RASE — Rapid Agentic Systems Engineering

A Python-native MBSE metamodel that couples SysML v2 semantics with Reinforcement Learning with Verifiable Rewards for agent training.

implemented in Gaius

RASE is a Python-native Model-Based Systems Engineering (MBSE) metamodel that couples SysML v2-aligned vocabulary with Reinforcement Learning with Verifiable Rewards (RLVR, Lambert et al. 2024). It treats the verifier as a first-class engineering artifact — specified, reviewed, tested, and versioned alongside the agent it trains — and structures the agent-training problem as four tightly coupled sub-models with a shared traceability spine.

Motivation

Training a UI-driving agent against a real enterprise system (the original target domain is Apache NiFi) raises a separation-of-concerns problem: the agent must learn to act on the UI, but the UI is precisely the surface most prone to nondeterminism, partial rendering, and accidental success. Verifying via the UI conflates “the agent reached the goal” with “the UI happened to look right.” RLVR (Lambert et al. 2024), in the lineage of process- and outcome-based reward modeling, replaces a learned reward model with a programmatic oracle. RASE specializes RLVR for agent-on-software tasks by codifying which observations are training targets and which are reward sources, and by attaching the MBSE discipline (traceability, requirements, verification cases) that long-lived agent systems otherwise lack.

Formulation

RASE is organized as four coupled models, implemented under src/gaius/rase/ in the gaius repository:

OSM (Operational Scenario Model, rase/osm/) — BDD Feature/Scenario/StepUsage structures with @given/@when/@then decorators registered against StepDef patterns. Scenarios serve as executable specifications and as the source from which ScenarioRequirement objects are derived.
SSM (System State Model, rase/domains/) — the system under test as a typed graph (NiFiInstance, ProcessorGroup, Processor, FlowConnection). Declarative Constraint[S] predicates (ProcessorExists, FlowIsEquivalent, NoBackpressure) compose algebraically through AllOf, AnyOf, Not, all frozen=True and returning structured ConstraintResult values.
UOM (UI Observation Model, rase/uom/) — Set-of-Mark (SoM) annotations after Yang et al. 2023, recording numbered Marks with bounding boxes and UIRole, and Trace-of-Mark (ToM) sequences of ActionFrames. Agents address elements by mark id rather than pixel coordinates.
VM (Verifier Model, rase/vm/) — Requirement / VerificationCase / Oracle triple. APIVerificationCase queries the system’s REST API for ground truth; UIVerificationCase records the agent’s browser trace but still checks the final state via API. compute_reward() converts a VerificationResult into a scalar via BinaryReward or GradedReward, with accuracy defined as |{c in C : pass(c)}| / |C|.

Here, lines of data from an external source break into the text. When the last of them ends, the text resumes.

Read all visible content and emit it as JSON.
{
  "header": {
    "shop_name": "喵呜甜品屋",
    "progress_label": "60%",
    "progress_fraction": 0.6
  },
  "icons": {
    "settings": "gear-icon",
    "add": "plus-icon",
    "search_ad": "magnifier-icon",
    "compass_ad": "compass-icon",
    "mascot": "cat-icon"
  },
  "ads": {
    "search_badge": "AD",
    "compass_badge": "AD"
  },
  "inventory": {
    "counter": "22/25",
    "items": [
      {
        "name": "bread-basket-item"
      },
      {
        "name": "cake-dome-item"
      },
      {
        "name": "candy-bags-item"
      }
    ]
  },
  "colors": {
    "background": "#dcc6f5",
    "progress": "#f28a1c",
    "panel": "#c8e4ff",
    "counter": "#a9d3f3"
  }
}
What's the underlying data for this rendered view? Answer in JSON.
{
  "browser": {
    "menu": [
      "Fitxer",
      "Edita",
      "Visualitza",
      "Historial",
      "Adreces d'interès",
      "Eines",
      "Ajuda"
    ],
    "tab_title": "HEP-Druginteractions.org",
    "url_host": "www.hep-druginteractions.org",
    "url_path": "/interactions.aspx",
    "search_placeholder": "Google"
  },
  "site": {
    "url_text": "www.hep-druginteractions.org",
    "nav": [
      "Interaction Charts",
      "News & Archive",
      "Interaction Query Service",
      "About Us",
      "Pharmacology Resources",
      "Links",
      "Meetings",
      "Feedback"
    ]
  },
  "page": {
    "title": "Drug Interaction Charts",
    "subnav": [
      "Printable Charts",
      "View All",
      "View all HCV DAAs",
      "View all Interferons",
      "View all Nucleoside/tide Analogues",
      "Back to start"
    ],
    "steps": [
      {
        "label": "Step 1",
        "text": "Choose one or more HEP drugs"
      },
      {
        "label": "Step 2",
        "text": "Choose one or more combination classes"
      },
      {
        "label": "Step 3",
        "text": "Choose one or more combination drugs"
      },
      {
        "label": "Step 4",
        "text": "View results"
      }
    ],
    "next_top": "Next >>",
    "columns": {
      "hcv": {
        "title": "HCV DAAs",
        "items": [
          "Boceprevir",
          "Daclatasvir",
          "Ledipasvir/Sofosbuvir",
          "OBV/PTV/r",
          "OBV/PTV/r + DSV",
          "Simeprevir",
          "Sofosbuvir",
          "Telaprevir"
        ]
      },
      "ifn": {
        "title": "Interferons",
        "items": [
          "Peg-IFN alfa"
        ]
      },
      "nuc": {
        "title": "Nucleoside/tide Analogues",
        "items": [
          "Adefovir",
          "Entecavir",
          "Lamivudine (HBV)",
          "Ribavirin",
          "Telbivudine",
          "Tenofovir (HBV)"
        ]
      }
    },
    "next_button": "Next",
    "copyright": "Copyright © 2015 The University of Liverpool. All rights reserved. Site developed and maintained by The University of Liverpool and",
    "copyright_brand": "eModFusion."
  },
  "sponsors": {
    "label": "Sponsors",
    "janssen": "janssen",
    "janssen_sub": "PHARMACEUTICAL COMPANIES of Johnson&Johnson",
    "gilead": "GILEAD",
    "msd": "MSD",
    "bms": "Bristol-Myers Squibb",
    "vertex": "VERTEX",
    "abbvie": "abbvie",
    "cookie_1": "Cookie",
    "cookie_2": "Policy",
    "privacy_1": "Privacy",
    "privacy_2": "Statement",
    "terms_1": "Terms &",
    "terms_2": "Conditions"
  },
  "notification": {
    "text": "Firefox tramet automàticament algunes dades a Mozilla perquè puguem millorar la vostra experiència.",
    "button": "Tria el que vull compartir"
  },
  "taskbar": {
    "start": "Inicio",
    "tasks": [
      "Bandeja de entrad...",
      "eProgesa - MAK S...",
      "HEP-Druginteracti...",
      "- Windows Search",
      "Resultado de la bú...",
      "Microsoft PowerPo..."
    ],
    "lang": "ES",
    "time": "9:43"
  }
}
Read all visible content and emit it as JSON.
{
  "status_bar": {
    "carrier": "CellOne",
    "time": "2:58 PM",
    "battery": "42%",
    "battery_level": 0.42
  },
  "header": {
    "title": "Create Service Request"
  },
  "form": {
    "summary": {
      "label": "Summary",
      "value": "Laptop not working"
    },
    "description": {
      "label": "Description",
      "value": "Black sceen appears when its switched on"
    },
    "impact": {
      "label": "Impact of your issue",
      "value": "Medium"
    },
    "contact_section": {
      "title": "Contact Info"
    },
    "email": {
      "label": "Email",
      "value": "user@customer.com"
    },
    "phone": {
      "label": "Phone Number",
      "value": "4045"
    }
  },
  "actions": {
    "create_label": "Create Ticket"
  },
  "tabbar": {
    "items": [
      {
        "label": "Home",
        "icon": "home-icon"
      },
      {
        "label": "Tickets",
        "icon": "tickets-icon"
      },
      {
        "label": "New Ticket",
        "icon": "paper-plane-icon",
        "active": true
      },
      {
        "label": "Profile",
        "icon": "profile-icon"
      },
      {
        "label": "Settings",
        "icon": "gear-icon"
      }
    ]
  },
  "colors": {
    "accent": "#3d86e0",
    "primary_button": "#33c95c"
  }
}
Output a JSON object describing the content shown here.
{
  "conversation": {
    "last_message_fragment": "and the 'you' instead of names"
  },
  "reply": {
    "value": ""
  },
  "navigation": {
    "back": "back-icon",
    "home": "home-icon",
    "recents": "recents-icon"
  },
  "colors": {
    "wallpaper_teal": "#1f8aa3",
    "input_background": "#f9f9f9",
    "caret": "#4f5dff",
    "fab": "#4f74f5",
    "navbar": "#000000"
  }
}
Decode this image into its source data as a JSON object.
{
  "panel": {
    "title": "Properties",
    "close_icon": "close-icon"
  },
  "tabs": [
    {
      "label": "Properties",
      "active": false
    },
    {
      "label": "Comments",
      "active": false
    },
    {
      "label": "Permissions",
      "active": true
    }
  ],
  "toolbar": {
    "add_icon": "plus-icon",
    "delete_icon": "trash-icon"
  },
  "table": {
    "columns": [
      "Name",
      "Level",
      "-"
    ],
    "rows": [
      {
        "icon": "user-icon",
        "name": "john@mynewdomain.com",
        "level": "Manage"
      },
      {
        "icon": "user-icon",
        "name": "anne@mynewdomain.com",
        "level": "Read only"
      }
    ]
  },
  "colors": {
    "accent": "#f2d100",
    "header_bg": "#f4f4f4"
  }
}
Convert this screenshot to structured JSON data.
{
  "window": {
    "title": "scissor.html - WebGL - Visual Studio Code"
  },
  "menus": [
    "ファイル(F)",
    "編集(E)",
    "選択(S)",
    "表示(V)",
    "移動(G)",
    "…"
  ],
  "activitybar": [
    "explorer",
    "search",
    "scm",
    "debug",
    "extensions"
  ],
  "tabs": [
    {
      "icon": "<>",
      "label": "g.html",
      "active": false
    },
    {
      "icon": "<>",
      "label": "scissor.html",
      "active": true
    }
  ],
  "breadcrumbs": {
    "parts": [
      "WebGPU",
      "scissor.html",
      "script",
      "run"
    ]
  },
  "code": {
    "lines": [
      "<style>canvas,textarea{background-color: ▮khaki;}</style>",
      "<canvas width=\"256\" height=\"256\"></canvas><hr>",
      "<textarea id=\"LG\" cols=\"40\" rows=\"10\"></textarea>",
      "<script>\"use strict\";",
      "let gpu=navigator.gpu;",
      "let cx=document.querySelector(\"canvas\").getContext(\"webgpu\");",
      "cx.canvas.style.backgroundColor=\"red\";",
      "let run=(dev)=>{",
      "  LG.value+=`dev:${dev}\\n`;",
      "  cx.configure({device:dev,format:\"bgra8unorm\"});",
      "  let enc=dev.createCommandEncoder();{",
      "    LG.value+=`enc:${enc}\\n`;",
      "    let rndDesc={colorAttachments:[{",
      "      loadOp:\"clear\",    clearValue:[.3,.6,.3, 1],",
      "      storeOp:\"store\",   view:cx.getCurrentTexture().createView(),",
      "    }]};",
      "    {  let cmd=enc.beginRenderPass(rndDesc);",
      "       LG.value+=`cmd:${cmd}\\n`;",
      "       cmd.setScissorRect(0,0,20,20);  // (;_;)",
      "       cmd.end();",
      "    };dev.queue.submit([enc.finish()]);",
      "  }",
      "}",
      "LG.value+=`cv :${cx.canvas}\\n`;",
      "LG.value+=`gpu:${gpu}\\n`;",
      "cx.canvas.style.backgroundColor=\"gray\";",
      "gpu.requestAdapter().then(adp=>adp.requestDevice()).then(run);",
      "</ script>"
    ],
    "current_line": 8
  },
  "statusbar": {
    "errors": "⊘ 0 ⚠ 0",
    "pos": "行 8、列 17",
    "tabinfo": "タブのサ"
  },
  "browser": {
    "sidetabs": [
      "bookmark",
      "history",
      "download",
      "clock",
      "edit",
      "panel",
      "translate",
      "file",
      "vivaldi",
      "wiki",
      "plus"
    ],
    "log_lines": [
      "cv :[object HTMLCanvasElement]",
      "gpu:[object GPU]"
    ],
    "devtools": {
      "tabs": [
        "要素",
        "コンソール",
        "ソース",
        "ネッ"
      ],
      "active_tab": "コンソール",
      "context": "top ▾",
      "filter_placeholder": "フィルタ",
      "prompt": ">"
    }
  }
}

The load-bearing invariant is the oracle/target split: UI traces are the training target (what the agent learns to produce); the oracle reads API ground truth (what the reward is computed from). This isolates reward computation from UI nondeterminism, and is enforced structurally by routing Oracle.verify() only through domains/nifi/oracle.py.

A TraceableId URI scheme (bdd://features/basic_flows#Scenario:CreateFlow, nifi://root/processors/abc123) and a DigitalThread provenance graph (rase/traceability.py) link artifacts across the four models, providing the digital-thread coverage SysML v2 calls for (Friedenthal, Moore & Steiner 2014).

Implementation notes

The metamodel is currently single-domain in production — NiFi — with a DomainRegistry and DomainSpec boundary intended to accept additional state types. A KB (knowledge-base) domain for ontology-grounded training was added recently (Add RASE KB domain with ontology-grounded training pipeline), and ontology constraints for de novo ontology generation followed. Specialized oracles (CurriculumOracle, EnsembleOracle, DaemonOracle) extend the base NiFiOracle; the DaemonOracle is what the evolution loop consults, ensuring evolution’s reward is verifiable rather than learned. The SysML v2 alignment is semantic, not file-level — RASE does not emit KerML/SysML textual notation.

References

Friedenthal, Moore & Steiner 2014, A Practical Guide to SysML (3rd ed.).
Lambert et al. 2024, Tülu 3: Pushing Frontiers in Open Language Model Post-Training. arXiv:2411.15124. (RLVR formulation.)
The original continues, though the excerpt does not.